概要
パキスタン政府は、米国とイランが交渉中のホルムズ海峡において、同海峡の航行安全確保を目的とした「共同巡航」案を提案した。一方、米海軍は同海峡に敷設されたイラン革命防衛隊(IRGC)製機雷の除去作業を開始し、米艦が通過したことを発表した。イランは米国の主張を否定し、海峡の管理権はイラン側にあると主張している。
経緯
2026年4月11日、パキスタン外交関係者がホルムズ海峡での共同巡航提案を表明した。同日、米軍はイランが敷設した機雷除去のための環境整備を開始し、駆逐艦2隻が海峡を通過したと報告した。イラン側は、米国が提示した「過大な要求」や機雷除去の正当性を批判し、海峡の通行はイラン軍の許可が前提であると主張した。さらに、米伊間の交渉はパキスタンで開催され、双方は停戦合意後も核問題や資産凍結、レバノン情勢などで意見が対立している。
解説
パキスタンの提案は、海峡を「国際的な航路」として機能させるための多国間協調メカニズム構築を狙いとしている。共同巡航は、米国が主導する機雷除去作業と相補的に機能すれば、イランの海上封鎖に対抗する安全保障上のシグナルとなり得る。一方、イランは海峡を戦略的レバレッジと位置付け、機雷除去を「米国の一方的介入」と見なして反発している。米国は、機雷除去を「国際航路の安全確保」として正当化し、同時にイランへの経済的圧力として通行料徴収を示唆している。パキスタンは地域の安定と自国の海上輸送路確保を背景に、米伊双方の調整役として立場を強化しようとしている。
影響
1. 地域安全保障の変化:米国主導の機雷除去とパキスタン提案の共同巡航が実現すれば、イランの海峡支配力が削がれ、ペルシャ湾の石油輸送が再開する可能性が高まる。

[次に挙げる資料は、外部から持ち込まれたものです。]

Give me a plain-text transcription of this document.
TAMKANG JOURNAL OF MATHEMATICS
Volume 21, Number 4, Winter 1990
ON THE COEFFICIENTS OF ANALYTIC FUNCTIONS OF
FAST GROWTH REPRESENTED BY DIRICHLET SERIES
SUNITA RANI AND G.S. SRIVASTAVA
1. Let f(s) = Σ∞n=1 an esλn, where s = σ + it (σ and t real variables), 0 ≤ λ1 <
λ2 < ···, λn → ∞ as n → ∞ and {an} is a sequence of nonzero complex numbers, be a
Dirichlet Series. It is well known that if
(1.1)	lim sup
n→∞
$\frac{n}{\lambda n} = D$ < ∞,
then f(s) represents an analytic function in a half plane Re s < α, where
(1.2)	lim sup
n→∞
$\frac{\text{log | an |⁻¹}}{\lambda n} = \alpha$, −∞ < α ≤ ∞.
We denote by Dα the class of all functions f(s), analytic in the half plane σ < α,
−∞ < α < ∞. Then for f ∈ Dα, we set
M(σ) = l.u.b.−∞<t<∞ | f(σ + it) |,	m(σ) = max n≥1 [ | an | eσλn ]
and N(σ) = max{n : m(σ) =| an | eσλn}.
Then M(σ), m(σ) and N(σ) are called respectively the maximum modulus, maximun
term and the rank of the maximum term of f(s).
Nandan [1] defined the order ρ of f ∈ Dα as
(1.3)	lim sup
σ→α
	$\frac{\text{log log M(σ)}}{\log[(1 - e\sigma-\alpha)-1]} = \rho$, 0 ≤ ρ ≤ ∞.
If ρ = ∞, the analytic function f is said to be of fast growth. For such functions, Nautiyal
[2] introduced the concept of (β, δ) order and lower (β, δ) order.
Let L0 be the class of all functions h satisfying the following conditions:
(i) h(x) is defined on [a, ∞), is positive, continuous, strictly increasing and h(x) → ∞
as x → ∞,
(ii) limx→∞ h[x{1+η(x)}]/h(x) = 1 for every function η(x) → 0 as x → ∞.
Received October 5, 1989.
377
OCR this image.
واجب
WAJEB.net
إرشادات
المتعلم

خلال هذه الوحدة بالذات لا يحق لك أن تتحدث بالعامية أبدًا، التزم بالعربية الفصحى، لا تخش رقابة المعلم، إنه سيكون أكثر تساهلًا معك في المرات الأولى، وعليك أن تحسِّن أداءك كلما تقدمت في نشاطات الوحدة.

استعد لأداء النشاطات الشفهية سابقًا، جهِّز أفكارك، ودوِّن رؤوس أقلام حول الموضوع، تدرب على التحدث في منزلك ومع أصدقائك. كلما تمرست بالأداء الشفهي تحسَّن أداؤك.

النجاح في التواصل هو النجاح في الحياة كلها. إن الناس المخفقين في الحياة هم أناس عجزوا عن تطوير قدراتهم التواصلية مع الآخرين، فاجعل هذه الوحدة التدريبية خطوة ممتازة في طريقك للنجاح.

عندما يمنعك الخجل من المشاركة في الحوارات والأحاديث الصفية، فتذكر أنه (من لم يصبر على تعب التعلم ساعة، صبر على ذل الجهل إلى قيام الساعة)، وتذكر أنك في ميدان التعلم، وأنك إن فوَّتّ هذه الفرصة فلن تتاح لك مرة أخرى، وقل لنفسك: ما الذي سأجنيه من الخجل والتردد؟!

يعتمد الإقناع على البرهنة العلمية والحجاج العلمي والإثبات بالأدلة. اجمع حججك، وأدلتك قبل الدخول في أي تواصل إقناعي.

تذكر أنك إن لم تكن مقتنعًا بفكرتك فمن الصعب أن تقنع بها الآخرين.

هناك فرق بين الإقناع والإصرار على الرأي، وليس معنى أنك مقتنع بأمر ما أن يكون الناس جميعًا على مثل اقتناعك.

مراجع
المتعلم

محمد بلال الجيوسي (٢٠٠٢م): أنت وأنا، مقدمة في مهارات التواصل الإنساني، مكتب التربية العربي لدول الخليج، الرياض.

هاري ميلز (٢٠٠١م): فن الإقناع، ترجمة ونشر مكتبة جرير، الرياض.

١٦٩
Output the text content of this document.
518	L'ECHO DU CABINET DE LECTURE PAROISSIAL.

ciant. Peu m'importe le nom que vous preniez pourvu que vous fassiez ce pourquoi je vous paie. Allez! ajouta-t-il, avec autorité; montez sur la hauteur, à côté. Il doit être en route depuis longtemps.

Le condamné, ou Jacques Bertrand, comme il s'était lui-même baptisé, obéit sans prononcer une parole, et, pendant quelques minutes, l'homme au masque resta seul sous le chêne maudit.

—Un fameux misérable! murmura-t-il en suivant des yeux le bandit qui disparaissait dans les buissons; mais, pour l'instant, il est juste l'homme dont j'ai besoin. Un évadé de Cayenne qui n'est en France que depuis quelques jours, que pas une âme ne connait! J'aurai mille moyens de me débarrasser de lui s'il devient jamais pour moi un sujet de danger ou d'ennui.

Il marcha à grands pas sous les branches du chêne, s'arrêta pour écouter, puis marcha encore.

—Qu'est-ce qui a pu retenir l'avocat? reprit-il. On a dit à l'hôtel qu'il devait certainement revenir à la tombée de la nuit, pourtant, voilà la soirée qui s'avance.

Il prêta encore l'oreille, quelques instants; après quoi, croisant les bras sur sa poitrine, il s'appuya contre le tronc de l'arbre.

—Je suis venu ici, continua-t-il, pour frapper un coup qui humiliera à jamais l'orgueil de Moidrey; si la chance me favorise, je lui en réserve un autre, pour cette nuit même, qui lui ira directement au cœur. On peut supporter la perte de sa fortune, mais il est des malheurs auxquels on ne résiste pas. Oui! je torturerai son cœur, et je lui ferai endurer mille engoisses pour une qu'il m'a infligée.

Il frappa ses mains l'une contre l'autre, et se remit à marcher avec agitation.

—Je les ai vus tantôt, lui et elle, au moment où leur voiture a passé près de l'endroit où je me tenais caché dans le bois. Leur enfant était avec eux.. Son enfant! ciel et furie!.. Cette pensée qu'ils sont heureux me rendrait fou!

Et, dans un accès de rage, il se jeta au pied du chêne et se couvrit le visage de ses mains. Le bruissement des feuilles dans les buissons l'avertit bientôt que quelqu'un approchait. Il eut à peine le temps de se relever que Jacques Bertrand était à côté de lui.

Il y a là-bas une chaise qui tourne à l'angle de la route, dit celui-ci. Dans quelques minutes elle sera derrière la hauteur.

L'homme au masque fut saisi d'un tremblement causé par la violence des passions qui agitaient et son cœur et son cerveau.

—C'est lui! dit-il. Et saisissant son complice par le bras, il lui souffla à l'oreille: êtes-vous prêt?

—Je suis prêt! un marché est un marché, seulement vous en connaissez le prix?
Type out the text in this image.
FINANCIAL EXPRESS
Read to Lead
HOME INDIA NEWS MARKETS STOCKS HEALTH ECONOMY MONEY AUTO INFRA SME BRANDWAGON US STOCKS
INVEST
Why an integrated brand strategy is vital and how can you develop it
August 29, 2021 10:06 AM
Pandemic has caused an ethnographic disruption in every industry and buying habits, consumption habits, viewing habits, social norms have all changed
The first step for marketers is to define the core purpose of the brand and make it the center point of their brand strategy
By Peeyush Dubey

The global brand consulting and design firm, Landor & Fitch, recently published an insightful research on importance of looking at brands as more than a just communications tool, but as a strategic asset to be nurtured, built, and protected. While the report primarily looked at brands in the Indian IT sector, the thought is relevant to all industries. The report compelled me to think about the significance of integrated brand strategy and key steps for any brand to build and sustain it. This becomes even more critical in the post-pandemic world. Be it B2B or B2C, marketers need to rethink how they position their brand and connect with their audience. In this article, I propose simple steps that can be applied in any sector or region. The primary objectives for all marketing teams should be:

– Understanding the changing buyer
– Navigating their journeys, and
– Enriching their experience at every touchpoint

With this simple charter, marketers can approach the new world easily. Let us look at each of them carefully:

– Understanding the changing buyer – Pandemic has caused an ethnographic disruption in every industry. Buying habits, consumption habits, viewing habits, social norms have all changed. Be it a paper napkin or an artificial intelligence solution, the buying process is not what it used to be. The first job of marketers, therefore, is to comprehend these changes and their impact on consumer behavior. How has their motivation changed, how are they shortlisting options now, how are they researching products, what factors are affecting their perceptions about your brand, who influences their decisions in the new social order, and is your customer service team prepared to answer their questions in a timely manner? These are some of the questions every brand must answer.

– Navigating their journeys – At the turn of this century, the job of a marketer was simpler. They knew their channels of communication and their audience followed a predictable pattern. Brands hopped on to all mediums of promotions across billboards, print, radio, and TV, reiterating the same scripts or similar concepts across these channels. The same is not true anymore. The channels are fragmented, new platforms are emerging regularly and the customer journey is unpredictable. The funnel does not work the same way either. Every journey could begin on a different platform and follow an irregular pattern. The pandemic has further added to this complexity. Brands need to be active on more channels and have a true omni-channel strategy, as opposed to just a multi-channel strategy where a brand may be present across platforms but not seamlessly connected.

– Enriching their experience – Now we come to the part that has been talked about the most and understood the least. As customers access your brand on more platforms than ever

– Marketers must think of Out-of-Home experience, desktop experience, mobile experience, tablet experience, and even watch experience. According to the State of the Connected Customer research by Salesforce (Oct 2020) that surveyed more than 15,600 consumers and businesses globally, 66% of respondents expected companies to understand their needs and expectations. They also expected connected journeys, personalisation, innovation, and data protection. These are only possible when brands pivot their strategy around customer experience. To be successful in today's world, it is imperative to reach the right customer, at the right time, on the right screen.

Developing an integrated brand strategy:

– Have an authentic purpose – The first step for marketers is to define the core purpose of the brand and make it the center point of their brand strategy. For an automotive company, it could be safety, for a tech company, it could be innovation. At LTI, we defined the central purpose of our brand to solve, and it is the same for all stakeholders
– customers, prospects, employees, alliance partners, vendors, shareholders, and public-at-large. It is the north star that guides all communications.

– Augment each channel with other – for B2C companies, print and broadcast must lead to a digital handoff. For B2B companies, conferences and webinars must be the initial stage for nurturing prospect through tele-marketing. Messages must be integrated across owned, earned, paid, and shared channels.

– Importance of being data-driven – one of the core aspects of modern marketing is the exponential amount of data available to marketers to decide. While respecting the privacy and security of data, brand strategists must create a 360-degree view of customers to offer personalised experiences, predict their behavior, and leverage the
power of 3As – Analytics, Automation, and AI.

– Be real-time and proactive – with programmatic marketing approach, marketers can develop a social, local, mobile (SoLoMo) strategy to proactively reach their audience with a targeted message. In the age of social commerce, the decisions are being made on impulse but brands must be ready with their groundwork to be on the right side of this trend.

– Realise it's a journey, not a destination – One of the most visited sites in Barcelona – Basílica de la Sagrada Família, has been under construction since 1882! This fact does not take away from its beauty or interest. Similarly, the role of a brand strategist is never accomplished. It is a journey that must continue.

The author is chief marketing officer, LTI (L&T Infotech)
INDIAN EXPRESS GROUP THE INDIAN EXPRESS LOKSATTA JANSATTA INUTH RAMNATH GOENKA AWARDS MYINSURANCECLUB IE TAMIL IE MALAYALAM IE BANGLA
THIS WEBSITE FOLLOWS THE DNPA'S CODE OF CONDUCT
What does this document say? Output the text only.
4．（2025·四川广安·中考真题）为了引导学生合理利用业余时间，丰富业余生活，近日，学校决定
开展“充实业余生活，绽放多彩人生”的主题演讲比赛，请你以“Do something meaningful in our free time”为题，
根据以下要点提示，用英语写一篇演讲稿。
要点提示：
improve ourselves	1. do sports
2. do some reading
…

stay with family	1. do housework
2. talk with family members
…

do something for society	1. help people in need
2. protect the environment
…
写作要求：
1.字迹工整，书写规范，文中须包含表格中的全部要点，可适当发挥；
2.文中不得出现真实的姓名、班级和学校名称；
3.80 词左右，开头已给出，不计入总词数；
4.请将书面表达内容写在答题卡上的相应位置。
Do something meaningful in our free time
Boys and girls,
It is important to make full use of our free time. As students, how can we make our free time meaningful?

2. 外交交渉への波及効果:米伊交渉がパキスタンで継続する中、海峡管理を巡る対立が交渉全体の硬直化を招く恐れがある。特に、核合意や凍結資産の解凍問題と相まって、合意形成が遅延するリスクが指摘される。
3. 経済的影響:ホルムズ海峡は世界原油供給の約5%を占む重要航路である。海峡が安全に機能すれば、国際原油価格の下落圧力が働くが、イラン側が通行料や報復的海上作戦を行う場合、逆に価格上昇リスクが残る。
4. 日本への波及:日本はエネルギー供給源として中東原油に大きく依存しているため、海峡の安定は日本のエネルギー安全保障に直結する。日本政府は、米国主導の機雷除去作業とパキスタン提案を注視し、必要に応じて外交的支援や代替輸送ルートの確保を検討すべきである。